Image from Quicklabel.
Greenwald via Raw Story:
The Bush email metadata program had restrictions on the scope of the bulk email records the NSA could analyze. Those restrictions are detailed in a legal memorandum written in a 27 November 2007, by assistant attorney general Kenneth Weinstein to his new boss, attorney general Michael Mukasey, who had taken office just a few weeks earlier.
The purpose of that memorandum was to advise Mukasey of the Pentagon’s view that these restrictions were excessive, and to obtain permission for the NSA to expand its “contact chains” deeper into Americans’ email records. The agency, the memo noted, already had “in its databases a large amount of communications metadata associated with persons in the United States”.
But, Wainstein continued, “NSA’s present practice is to ‘stop’ when a chain hits a telephone number or [internet] address believed to be used by a United States person.”
Wainstein told Mukasey that giving NSA broader leeway to study Americans’ online habits would give the surveillance agency, ironically, greater visibility into the online habits of foreigners – NSA’s original mandate.
“NSA believes that it is over-identifying numbers and addresses that belong to United States persons and that modifying its practice to chain through all telephone numbers and addresses, including those reasonably believed to be used by a United States person,” Weinstein wrote, “will yield valuable foreign intelligence information primarily concerning non-United States persons outside the United States.”
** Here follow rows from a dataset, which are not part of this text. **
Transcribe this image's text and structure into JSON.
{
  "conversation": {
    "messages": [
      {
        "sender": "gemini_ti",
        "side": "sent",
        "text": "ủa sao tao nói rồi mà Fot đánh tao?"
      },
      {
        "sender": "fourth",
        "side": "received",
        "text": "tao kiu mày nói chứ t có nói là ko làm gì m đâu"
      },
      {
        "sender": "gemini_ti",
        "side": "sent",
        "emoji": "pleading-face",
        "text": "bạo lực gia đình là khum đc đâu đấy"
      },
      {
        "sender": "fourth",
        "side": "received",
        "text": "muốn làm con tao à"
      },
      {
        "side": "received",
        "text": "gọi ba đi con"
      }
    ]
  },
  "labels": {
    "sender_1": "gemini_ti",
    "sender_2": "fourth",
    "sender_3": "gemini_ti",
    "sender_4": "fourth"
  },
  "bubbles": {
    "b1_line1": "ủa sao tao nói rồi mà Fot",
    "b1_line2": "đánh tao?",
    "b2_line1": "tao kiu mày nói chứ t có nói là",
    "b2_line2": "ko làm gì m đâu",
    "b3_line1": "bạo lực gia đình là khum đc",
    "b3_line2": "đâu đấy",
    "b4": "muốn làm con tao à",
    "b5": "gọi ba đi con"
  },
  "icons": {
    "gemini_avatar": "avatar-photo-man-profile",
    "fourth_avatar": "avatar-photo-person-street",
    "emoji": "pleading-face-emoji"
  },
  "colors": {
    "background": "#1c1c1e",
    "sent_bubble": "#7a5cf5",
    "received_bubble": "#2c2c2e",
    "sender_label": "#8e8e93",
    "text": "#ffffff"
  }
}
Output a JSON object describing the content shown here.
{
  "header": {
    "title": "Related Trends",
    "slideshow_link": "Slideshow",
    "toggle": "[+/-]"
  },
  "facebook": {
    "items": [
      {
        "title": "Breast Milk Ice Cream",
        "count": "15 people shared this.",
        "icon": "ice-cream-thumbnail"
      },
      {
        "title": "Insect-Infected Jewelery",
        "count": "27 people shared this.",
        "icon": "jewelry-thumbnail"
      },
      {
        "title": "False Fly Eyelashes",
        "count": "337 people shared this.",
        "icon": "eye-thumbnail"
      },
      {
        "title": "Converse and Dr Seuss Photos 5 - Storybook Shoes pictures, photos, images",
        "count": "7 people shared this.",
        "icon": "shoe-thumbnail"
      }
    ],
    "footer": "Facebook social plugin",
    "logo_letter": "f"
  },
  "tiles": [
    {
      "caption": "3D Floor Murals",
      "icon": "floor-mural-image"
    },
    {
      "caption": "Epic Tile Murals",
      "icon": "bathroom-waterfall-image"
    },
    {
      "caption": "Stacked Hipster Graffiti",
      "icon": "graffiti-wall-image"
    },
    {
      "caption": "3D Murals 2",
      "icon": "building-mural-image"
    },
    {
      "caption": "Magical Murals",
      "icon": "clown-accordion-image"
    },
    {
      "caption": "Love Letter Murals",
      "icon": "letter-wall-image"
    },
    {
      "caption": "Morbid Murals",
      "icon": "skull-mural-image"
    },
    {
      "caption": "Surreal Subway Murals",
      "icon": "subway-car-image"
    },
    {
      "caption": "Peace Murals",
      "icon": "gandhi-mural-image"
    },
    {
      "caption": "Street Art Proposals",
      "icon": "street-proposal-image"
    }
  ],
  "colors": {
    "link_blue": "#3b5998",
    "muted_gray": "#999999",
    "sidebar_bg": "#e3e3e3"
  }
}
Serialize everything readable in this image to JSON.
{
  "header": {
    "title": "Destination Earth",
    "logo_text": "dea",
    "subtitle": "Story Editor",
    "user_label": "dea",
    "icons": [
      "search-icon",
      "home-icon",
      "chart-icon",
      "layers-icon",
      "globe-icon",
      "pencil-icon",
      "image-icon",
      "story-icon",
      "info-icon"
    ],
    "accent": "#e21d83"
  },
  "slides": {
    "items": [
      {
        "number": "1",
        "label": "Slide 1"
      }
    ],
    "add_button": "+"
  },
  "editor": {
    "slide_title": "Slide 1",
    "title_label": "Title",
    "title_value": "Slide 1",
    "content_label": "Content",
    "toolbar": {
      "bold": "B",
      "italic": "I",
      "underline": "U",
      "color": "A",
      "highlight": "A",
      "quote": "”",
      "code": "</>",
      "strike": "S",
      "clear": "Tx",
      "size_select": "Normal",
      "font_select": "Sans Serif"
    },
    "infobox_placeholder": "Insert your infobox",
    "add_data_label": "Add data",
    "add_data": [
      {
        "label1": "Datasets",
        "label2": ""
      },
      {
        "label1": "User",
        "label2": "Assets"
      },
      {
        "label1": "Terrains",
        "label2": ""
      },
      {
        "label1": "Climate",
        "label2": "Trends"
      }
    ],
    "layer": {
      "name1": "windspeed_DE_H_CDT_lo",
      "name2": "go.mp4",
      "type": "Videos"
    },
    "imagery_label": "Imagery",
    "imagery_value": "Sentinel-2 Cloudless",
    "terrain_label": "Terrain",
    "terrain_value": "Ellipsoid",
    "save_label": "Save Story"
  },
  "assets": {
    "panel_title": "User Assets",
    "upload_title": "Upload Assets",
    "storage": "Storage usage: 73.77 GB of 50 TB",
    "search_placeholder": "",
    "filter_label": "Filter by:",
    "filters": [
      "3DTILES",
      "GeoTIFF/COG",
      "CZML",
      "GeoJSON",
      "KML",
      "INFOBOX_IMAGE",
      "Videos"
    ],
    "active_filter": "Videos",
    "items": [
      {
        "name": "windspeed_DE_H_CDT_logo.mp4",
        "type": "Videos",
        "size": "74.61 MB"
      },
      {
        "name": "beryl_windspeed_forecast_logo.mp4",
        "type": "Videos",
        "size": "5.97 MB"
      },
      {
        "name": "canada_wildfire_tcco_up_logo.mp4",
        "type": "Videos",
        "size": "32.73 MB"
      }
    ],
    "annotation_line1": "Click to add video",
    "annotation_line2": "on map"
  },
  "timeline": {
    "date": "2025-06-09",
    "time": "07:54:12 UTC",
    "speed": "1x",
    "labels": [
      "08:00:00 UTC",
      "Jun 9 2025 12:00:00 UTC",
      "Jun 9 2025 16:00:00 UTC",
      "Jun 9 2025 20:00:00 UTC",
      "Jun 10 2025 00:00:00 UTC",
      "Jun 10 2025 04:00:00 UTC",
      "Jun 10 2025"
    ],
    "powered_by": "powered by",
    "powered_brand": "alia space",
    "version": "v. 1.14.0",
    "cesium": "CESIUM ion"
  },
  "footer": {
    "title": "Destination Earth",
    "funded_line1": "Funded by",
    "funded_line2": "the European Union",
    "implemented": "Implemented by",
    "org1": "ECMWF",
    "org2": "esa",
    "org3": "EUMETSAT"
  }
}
"Ironically" is the wrong word there; better would be "paradoxically". I've tried to explain this before with reference to the story about Chicago police practice. The original NSA method was a "profiling" approach which tried to limit its data by marking all the "foreign" numbers first, and it dredged up too many dolphins along with its tuna, so to speak. The method they decided to replace it with was a "network" approach, throwing each dolphin back into the water as it came up on the way to the next tuna. It's paradoxical that starting with fewer limitations should get more narrowly tailored results, but it's true.